Cerró la puerta y lo puso en la calle.
Sorprendido y afectado por un choque emocional que alteró su razonamiento, don Erasmo no supo qué hacer en aquella avenida oscura y silenciosa. Aterrado, comprendió que se había perdido; no reconoció el sector y tampoco pudo acordarse de la ubicación de la casa donde moraba. Se derrumbó en el rincón de una finca en ruinas y comenzó a sollozar abrumado por las tinieblas que oscurecían su mente. Lágrimas de frustración corrieron ardientes por su ajada cara.
Sus gemidos, llenos de tristeza y abandono, volaron hacia el oscuro firmamento y se fueron apagando poco a poco. Nadie los escuchó. El crudo cierzo invernal empeoró el injusto castigo; el anciano ocultó la cara entre las manos y encogió las heladas piernas. -Voy a dormir, a dormir para siempre, balbuceó y cerró los ojos.
La calzada continuaba desierta; las rejas de las casas contiguas cerradas con candados y egoísmos, infranqueables para los peregrinos y migrantes que vagan en busca de caridad y tolerancia, techo y abrigo. La farola ya no funcionó y la oscuridad se hizo más pesada.

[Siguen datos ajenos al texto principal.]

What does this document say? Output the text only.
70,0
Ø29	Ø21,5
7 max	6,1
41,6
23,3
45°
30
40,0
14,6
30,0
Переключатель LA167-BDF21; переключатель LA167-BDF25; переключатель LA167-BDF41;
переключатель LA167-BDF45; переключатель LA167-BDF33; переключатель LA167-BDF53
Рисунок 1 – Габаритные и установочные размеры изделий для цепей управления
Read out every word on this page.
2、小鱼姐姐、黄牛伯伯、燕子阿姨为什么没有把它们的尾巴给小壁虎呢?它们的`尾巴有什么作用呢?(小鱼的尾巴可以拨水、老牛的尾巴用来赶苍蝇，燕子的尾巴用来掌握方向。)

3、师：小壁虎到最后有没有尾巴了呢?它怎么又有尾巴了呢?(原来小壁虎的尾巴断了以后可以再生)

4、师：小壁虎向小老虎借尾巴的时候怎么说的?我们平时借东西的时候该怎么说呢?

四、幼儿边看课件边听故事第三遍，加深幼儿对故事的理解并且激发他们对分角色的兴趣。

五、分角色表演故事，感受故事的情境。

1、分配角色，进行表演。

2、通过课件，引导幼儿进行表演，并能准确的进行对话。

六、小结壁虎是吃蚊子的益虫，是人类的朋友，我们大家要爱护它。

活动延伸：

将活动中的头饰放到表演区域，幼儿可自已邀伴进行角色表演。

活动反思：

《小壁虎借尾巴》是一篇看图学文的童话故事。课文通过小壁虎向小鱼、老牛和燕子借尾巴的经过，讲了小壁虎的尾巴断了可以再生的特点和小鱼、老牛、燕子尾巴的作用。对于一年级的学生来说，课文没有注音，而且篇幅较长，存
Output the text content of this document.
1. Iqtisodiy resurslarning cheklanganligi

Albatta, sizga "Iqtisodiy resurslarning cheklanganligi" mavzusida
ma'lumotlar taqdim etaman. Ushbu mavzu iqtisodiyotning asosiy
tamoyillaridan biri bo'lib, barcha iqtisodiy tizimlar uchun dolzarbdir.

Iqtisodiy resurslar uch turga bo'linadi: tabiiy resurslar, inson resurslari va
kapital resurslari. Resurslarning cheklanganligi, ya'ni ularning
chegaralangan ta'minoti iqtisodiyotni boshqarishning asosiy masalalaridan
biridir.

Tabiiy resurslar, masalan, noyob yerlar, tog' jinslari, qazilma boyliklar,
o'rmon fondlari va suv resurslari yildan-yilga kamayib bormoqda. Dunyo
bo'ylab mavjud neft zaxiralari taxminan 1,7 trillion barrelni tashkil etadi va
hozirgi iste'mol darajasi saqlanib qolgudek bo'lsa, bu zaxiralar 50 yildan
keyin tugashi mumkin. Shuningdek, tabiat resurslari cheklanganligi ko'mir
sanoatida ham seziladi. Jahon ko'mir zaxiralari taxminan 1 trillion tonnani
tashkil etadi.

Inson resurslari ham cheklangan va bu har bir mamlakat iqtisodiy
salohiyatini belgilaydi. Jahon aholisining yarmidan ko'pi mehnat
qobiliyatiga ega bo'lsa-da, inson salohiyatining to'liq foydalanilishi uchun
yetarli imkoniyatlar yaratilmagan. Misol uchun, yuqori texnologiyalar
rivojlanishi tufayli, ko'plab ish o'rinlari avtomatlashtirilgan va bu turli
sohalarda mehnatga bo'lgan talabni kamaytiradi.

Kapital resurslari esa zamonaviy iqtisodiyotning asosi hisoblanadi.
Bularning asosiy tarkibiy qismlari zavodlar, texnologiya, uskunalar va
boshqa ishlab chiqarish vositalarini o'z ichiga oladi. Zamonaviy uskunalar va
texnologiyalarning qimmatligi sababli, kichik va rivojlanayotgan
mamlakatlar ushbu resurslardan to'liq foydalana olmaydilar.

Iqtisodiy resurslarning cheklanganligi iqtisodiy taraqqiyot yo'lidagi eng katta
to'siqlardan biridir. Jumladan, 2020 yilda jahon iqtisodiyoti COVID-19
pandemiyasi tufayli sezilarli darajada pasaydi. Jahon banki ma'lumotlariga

Pasaron los minutos lentamente; el frío arreció y aparecieron los primeros copos de nieve.
Súbitamente todo cambió, las penumbras opresivas se abrieron ante los destellos que surgieron de un cielo estrellado liberador de penurias y pesares. A lo lejos, se escucharon las campanas celebrando el nacimiento de Jesús. Desde el cerro próximo, una gran estrella navideña envió sus fulgores hasta el lugar que ocupaba precariamente el desamparado, iluminaron su rostro y le infundieron andanadas de energía física y espiritual.
Como resorte, se levantó el viejo, limpió de lágrimas y mocos el sufrido rostro, respiró con suavidad para despejar pulmones y desentumió las piernas, impulsado por un gusto que no había sentido hasta ahora en su larga existencia: el gusto de recuperar la lucidez mental y reencontrar, por fin, su casa, la casa familiar que ya lo extrañaba.
Hacia allá encaminó sus pasos… La estrella lo guiaba.